Dirty Harry is one of our favorites and a true touchstone of furious cinema. We highly recommend it!
FURIOUS FILM TRIVIA
– When Don Siegel was hired as director, he was considering Audie Murphy for the role of Scorpio. Siegel thought it would be a nice irony to have a genuine war hero and heroic screen icon known for playing clean-cut characters playing a psychopathic killer. Siegel offered Murphy the role, but Murphy died in a plane crash on 28 May 1971 prior to making his final decision.
– Robert Mitchum, John Wayne, Steve McQueen and Burt Lancaster all claimed to have turned the film down.
– ‘Dirty Harry’ is the slang term for a photographer (either shooting paparazzi and/or modeling shoots) with a single lens reflex (SLR) camera. The slang term for an SLR camera is a .44 Magnum.
– Clint Eastwood agreed to star in the film only on the proviso that Don Siegel direct. Siegel was under contract to Universal at the time, and Eastwood personally went to the studio heads to ask them to ‘loan’ Siegel to Warner. Eastwood has always maintained in interviews that the reason he took the role was because he felt the issue of victims’ rights was being ignored in the political arena at the time, and he thought the film could be a good way to bring it more to the fore (which it did).
– One of the reasons why Don Siegel cast Andrew Robinson as Scorpio was because he wanted someone “with a face like a choirboy”.
– Uncredited screenwriter John Milius wrote his draft of the film inspired by Akira Kurosawa’s studies in lone-gun detectives, while director Don Siegel tackled the material from the viewpoint of bigotry.
– Before each of Harry’s 3 combative encounters with Scorpio, there is a cross and or a reference to Christ: 1.) At the rooftop stakeout, the “Jesus Saves” neon sign. 2.) At the park ransom location, the giant, cement cross. 3.) And at 1:35:14, at the pivotal moment when Harry is spotted by his nemesis from the school bus, a cross extending up from the streetlight. Scorpio even exclaims, “Jeeeesssus!”
– When Clint Eastwood approached Don Siegel to offer him the directing job, Eastwood gave Siegel four drafts of the script, one of which was written by Terrence Malick. In Malick’s script, he had altered Scorpio from being a mindless psychopath killing only because he likes it, to being a vigilante who killed wealthy criminals who had escaped justice. Siegel didn’t like Malick’s script, but Eastwood did, and Malick’s ideas formed the basis for the sequel, Magnum Force.
– Andrew Robinson created a backstory for Scorpio which involved him being drafted into the Vietnam War, and seeing unspeakable horrors.
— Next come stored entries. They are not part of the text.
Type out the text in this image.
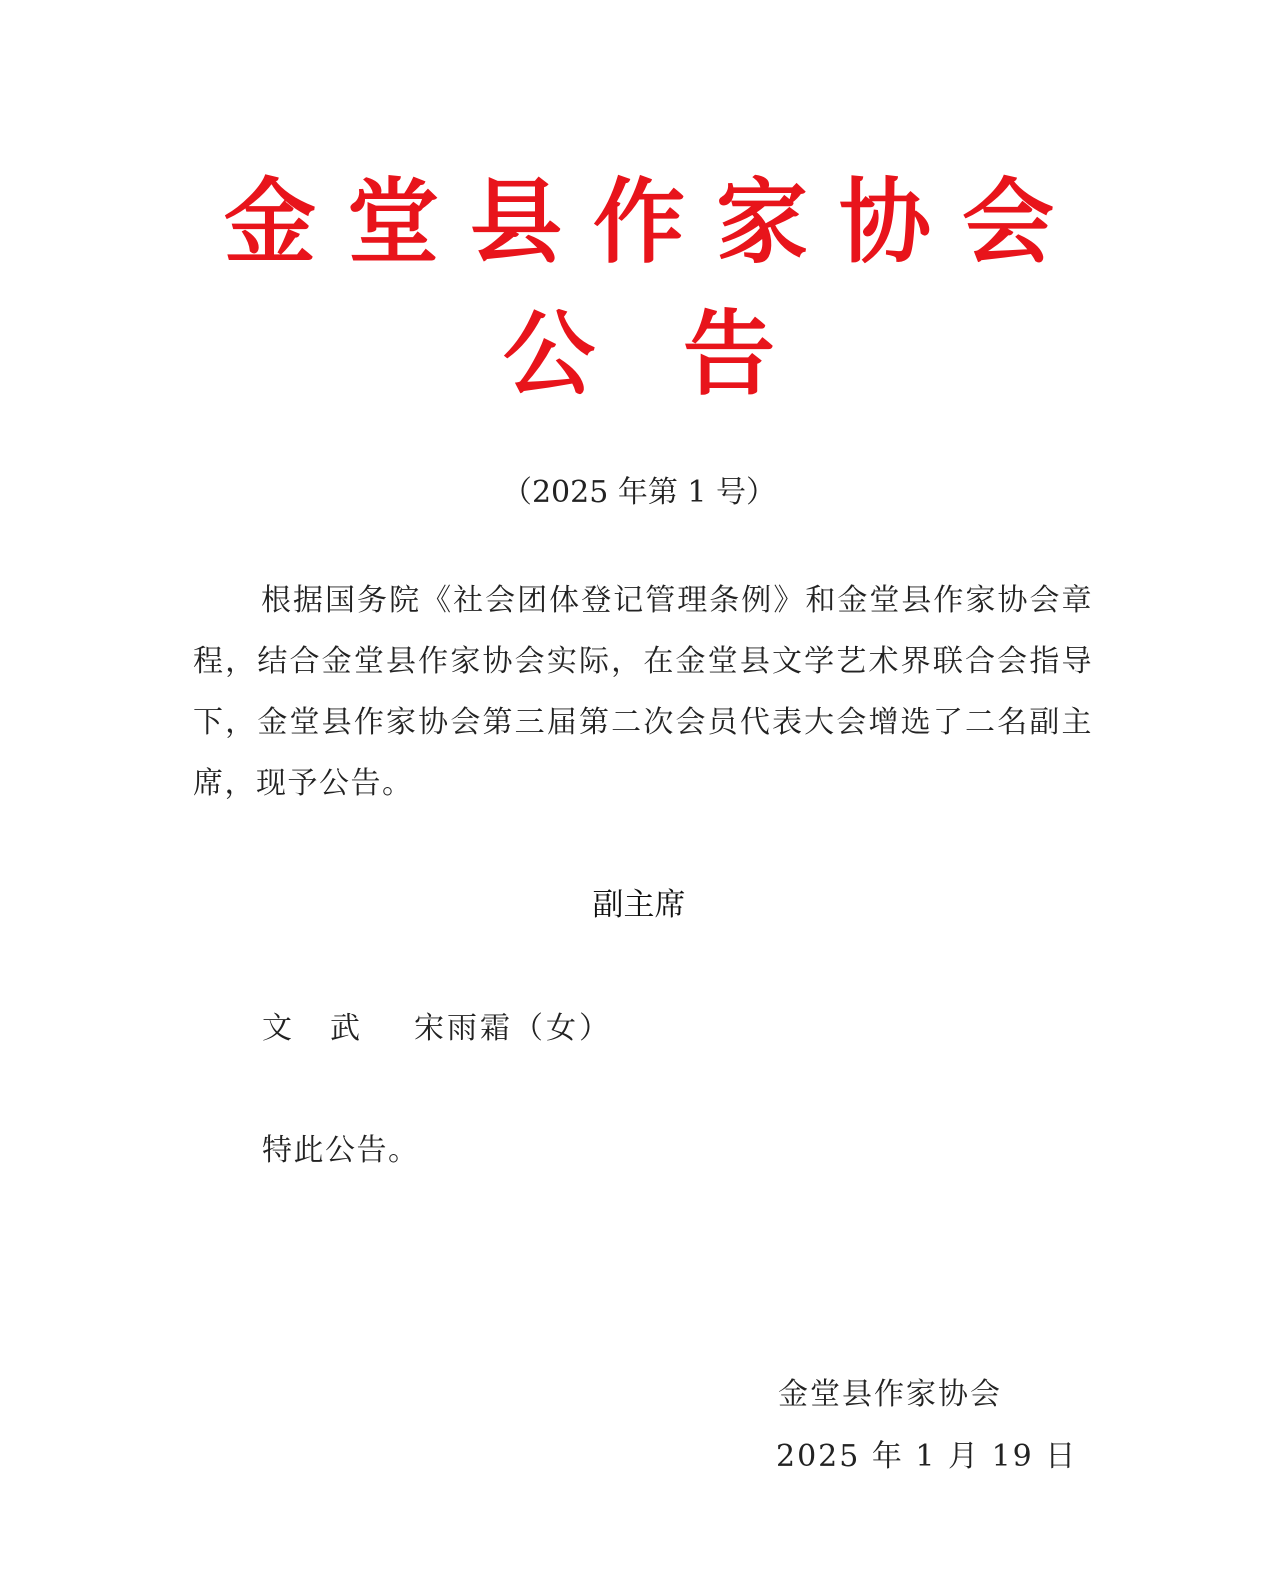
金堂县作家协会
公告
（2025 年第 1 号）

根据国务院《社会团体登记管理条例》和金堂县作家协会章程，结合金堂县作家协会实际，在金堂县文学艺术界联合会指导下，金堂县作家协会第三届第二次会员代表大会增选了二名副主席，现予公告。

副主席
文武 宋雨霜（女）
特此公告。
金堂县作家协会
2025 年 1 月 19 日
When he returned home to the United States, he found himself a figure of hate, and his war experiences, combined with the people’s treatment of soldiers, caused him to go insane.
– Scorpio wears a belt with a peace symbol buckle throughout the film. According to director Don Siegel, “It reminds us that no matter how vicious a person is, when he looks in the mirror he is still blind to what he truly is”.
– In the bank robbery scene, the movie theater across the street lists Play Misty For Me (1971), another Eastwood film, on it’s marquee.
Director Cameo Don Siegel: The pedestrian walking past Harry’s car when he and Chico return to police headquarters.